Воздух- свободен! Все дороги открыты! На Северо-Востоке- Кобрин, и благодарность начальства- ведь спас фактически свой полк!
На Западе- громящие Высокое позиции немецкой артиллерии, и строжайший приказ- границу не перелетать! И нагло кружащий за рекой немецкий разведчик- корректировщик…немцы явно ЗНАЛИ, что русские границу пересекать не будут!
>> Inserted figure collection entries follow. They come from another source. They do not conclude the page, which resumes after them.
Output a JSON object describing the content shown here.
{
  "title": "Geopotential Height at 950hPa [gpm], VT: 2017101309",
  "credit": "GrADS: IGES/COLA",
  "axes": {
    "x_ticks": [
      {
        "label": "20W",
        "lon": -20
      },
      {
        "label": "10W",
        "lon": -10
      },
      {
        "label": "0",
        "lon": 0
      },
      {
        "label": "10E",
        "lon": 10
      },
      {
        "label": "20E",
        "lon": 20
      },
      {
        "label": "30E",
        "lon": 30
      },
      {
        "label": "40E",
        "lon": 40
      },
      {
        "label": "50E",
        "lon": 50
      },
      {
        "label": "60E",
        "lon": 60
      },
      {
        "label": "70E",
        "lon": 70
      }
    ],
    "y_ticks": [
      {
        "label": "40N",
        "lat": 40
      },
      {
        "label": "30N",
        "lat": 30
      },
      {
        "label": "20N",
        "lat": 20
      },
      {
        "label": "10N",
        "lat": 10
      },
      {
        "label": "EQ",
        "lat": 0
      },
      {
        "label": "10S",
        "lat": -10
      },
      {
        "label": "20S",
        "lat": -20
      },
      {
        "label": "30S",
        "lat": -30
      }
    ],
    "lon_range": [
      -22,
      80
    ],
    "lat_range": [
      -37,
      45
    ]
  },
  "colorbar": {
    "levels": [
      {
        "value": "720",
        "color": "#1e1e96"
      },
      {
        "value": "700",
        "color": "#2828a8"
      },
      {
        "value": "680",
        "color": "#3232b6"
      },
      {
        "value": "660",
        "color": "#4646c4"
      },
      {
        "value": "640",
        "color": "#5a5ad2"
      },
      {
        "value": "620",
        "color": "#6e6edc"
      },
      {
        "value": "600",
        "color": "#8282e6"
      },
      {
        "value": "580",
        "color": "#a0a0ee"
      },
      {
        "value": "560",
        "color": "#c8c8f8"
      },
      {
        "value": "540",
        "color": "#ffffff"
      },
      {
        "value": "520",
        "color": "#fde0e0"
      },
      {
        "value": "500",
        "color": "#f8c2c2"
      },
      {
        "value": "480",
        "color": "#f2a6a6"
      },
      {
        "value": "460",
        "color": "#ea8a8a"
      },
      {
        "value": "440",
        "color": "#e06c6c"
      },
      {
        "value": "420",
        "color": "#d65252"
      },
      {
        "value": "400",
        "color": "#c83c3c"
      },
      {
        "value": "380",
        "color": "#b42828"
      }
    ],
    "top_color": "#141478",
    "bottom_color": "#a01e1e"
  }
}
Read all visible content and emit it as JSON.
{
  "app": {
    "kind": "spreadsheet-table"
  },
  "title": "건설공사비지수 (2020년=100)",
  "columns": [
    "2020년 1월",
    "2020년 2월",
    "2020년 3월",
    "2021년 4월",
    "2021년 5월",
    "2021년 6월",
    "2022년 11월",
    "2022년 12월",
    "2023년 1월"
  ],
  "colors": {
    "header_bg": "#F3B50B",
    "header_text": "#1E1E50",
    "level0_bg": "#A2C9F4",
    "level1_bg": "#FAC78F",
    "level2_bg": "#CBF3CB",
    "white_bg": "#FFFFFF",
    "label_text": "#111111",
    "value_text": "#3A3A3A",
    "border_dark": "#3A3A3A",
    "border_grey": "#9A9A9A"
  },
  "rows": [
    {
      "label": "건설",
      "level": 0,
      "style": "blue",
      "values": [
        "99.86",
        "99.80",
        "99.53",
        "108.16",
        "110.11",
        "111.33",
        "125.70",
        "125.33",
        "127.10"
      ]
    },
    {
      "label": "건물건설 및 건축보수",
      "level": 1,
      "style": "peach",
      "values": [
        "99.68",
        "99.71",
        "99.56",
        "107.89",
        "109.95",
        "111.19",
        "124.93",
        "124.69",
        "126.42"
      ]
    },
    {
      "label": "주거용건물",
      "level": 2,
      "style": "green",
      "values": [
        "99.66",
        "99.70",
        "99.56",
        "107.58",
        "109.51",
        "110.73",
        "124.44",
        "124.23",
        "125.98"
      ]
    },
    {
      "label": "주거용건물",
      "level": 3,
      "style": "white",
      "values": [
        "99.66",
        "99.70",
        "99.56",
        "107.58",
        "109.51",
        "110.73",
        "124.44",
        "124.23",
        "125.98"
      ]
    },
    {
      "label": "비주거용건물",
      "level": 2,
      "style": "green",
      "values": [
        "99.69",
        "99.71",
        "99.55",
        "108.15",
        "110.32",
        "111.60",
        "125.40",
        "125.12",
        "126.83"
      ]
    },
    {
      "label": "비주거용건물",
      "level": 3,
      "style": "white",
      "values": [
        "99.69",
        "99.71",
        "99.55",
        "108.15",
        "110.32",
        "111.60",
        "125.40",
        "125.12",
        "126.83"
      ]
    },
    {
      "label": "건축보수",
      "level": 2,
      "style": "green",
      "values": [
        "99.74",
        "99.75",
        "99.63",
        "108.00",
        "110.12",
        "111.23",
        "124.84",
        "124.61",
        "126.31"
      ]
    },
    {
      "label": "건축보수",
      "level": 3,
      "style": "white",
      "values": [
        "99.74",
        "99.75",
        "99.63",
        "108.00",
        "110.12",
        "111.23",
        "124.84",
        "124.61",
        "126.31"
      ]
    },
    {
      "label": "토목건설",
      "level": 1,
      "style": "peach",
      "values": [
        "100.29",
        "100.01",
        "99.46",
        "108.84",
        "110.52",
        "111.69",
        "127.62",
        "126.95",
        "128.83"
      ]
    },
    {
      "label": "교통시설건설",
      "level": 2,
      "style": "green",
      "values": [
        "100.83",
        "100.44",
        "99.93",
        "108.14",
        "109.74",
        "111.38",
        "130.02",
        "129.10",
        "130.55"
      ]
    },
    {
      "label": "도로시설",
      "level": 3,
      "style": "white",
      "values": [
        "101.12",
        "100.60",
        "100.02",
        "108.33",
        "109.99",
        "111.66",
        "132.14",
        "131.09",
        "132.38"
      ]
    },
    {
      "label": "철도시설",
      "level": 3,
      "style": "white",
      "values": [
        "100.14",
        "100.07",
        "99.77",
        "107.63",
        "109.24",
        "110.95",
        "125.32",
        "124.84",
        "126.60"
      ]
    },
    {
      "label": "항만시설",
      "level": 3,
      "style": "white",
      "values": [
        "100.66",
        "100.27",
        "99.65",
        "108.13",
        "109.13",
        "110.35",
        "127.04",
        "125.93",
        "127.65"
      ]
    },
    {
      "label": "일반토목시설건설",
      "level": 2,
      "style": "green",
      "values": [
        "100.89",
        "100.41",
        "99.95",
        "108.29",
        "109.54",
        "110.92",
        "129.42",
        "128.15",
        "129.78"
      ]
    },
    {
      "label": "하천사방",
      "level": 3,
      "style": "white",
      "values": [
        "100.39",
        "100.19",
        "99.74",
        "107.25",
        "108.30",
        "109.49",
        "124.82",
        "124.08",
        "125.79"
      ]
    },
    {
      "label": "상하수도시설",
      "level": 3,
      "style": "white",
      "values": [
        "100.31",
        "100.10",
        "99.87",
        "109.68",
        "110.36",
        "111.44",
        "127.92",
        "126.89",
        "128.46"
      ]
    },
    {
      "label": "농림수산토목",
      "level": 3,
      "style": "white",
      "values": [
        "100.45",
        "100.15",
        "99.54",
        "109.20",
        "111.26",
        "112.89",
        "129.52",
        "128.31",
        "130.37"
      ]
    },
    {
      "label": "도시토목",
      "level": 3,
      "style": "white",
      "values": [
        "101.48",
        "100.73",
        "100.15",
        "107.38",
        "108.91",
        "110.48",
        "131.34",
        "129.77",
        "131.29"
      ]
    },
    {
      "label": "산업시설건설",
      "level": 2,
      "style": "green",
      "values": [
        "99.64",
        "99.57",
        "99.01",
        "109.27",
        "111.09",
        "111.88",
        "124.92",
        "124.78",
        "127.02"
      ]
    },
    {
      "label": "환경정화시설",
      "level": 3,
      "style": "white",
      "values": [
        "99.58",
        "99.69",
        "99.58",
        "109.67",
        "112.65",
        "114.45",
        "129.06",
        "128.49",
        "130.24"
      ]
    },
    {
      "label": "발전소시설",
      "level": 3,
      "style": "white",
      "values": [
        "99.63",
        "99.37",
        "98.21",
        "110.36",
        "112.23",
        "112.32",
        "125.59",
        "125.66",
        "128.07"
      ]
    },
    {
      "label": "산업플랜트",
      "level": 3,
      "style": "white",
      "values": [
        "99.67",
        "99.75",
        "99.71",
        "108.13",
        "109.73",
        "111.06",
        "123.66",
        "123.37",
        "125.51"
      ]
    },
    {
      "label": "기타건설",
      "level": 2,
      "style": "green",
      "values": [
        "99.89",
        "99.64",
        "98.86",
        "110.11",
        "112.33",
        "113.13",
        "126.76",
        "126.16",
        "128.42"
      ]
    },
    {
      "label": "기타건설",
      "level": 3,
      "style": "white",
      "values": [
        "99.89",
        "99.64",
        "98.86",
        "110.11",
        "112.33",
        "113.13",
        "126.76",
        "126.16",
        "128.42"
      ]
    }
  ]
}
Внизу- аэродром, где сейчас заживо горят его сынки-лётчики…
Что выберешь, майор?
Васильев закрывает глаза- и снова перед ним проклятое, навек оставшееся в памяти огненной меткой 14 июля 1939 года…Пылающее небо ХалхЫн-Гола…
Как вы думаете, испугается трибунала человек, который самураев не боялся?
Вот то-то и оно.
Васильев широко улыбается волчьей улыбкой и даёт ручку от себя…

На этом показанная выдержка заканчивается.